Harvard University adalah salah satu universitas tertua dan terbaik di dunia yang juga memiliki studi tentang parenting anak. Panduang parenting anak dari Harvard ini bisa dilakukan para orang tua agar lebih bisa memahami perkembangan anak usia dini dan mendampingi pertumbuhan emosional si Kecil. Setiap anak akan tumbuh dengan baik jika orang tua hadir dan memberikan arahan yang tepat bagi mereka. Inilah tips parenting anak dari Harvard University yang bisa ibu praktikan. 

1. Habiskan waktu bersama

parenting anak

Waktu adalah hal yang berharga untuk itu habiskan waktu bersama dengan anak secara teratur. Tunjukkan perhatian, kasih sayang dan pujian yang tulus kepada anak. Ajarkan dia untuk selalu terbuka dan bangunlah percakapan yang positif. Dari sini, dia akan belajar dicintai sehingga akan tumbuh menjadi pribadi dengan empati yang baik. 

2. Jadi Teladan

Saat anak melakukan kesalahan, bicarakan dan fokuskan untuk memperbaiki kesalahan itu. Hindari melabelinya dengan sesuatu yang negatif. Hal ini akan membentuk kepercayaan pada anak sehingga saat menghadapi masalah, dia tau kemana harus membicarakannya. Cara terbaik untuk menanamkan sesuatu kepada anak adalah dengan cara mencontohkannya. Jadi, praktikkan nilai-nilai kejujuran dan kerendahan hati agar dia mengikutinya. 

3. Menanamkan Kepedulian

Anak akan hidup dan tumbuh di berbagai lingkungan sehingga penting menanamkan kepedulian.
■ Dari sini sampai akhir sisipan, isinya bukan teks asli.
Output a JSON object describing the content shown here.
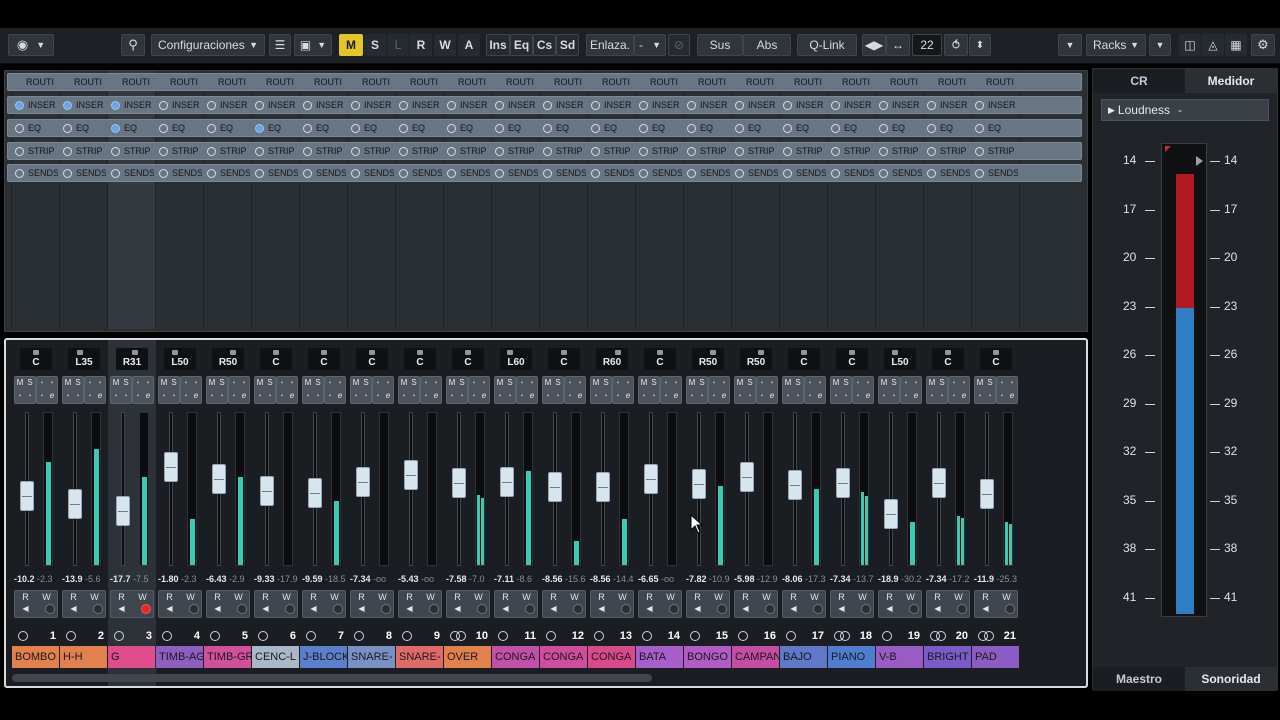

Tunjukkan bahwa kepedulian harus menjadi prioritas utama, tidak hanya di rumah atau sekolah tapi di setiap aspek hidupnya. Jika dia tumbuh dengan hati yang baik dan peduli dengan orang lain, maka tindakannya juga akan menjadi positif. 

4. Berikan tanggung jawab

Bertanggung jawab juga bisa diajarkan kepada anak dari usia dini. Ajarkan dia bertanggung jawab melalui hal kecil seperti membantu menyelesaikan pekerjaan rumah. Selain melatihnya melakukan rutinitas, hal ini akan memupuk kepeduliannya serta pemahamannya untuk bertanggung jawab atas hak dan kewajiban. 

5. Beri Pemahaman Anak 

Saat menemaninya bermain, berikan pemahaman tentang hal-hal sederhana seperti membantu orang lain atau menyelesaikan masalah. Dari sini, dia akan belajar untuk memahami hidup dengan cara yang sederhana dan tidak takut untuk berdiskusi dengan orang tuanya.